The City’s current sweeping and snow-clearing maintenance practices balance available resources with a consideration for emergency events, air quality, and water quality. There is currently no official policy in place to prioritize maintenance activities on major trails or street bike routes, and no resources in the foreseeable future to do so. As more resources become available, the City should strive to improve bicycle facility maintenance as much as possible. This could include identifying priority bicycle routes to clear and/or sweep and identifying minimum maintenance standards for all facilities. The City should also continue to explore ways to maintain new facility types such as separated bike lanes.

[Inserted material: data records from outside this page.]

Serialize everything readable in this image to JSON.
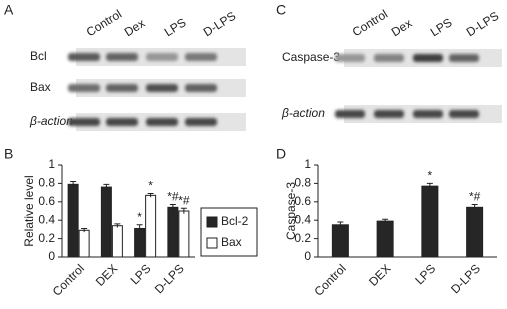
{
  "panels": {
    "letters": [
      "A",
      "B",
      "C",
      "D"
    ],
    "blot_a": {
      "lanes": [
        "Control",
        "Dex",
        "LPS",
        "D-LPS"
      ],
      "rows": [
        "Bcl",
        "Bax",
        "β-action"
      ]
    },
    "blot_c": {
      "lanes": [
        "Control",
        "Dex",
        "LPS",
        "D-LPS"
      ],
      "rows": [
        "Caspase-3",
        "β-action"
      ]
    }
  },
  "chart_data": [
    {
      "type": "bar",
      "y_label": "Relative level",
      "categories": [
        "Control",
        "DEX",
        "LPS",
        "D-LPS"
      ],
      "series": [
        {
          "name": "Bcl-2",
          "color": "#262626",
          "values": [
            0.79,
            0.76,
            0.31,
            0.54
          ],
          "errors": [
            0.03,
            0.03,
            0.04,
            0.03
          ],
          "annotations": [
            null,
            null,
            "*",
            "*#"
          ]
        },
        {
          "name": "Bax",
          "color": "#ffffff",
          "values": [
            0.29,
            0.34,
            0.67,
            0.5
          ],
          "errors": [
            0.02,
            0.02,
            0.02,
            0.03
          ],
          "annotations": [
            null,
            null,
            "*",
            "*#"
          ]
        }
      ],
      "ylim": [
        0,
        1
      ],
      "yticks": [
        0,
        0.2,
        0.4,
        0.6,
        0.8,
        1
      ],
      "legend": "right"
    },
    {
      "type": "bar",
      "y_label": "Caspase-3",
      "categories": [
        "Control",
        "DEX",
        "LPS",
        "D-LPS"
      ],
      "values": [
        0.35,
        0.39,
        0.77,
        0.54
      ],
      "errors": [
        0.03,
        0.02,
        0.03,
        0.03
      ],
      "annotations": [
        null,
        null,
        "*",
        "*#"
      ],
      "color": "#262626",
      "ylim": [
        0,
        1
      ],
      "yticks": [
        0,
        0.2,
        0.4,
        0.6,
        0.8,
        1
      ]
    }
  ]
}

Lead: Public Works, Parks & Recreation | Time: Near- and Long-Term
Unlocking the Potential
COS Bikes! outlines a strategic plan for improving the bicycling environment in Colorado Springs. By developing programs to build a stronger bike culture, beginning to implement the Vision Network in high Bicycle Priority Areas, making small changes to the existing bikeway network, and modifying some City policies, Olympic City USA will begin to realize its vision for bicycling.
As Colorado Springs changes, COS Bikes! will ensure that bicycling programs and infrastructure are part of that change and in some cases, leading the change. The City cannot and should not make all of the changes on its own—participation and support is needed from governmental partners such as PPACG, El Paso County, and CDOT, the advocacy community, the business community, and the residents of Colorado Springs.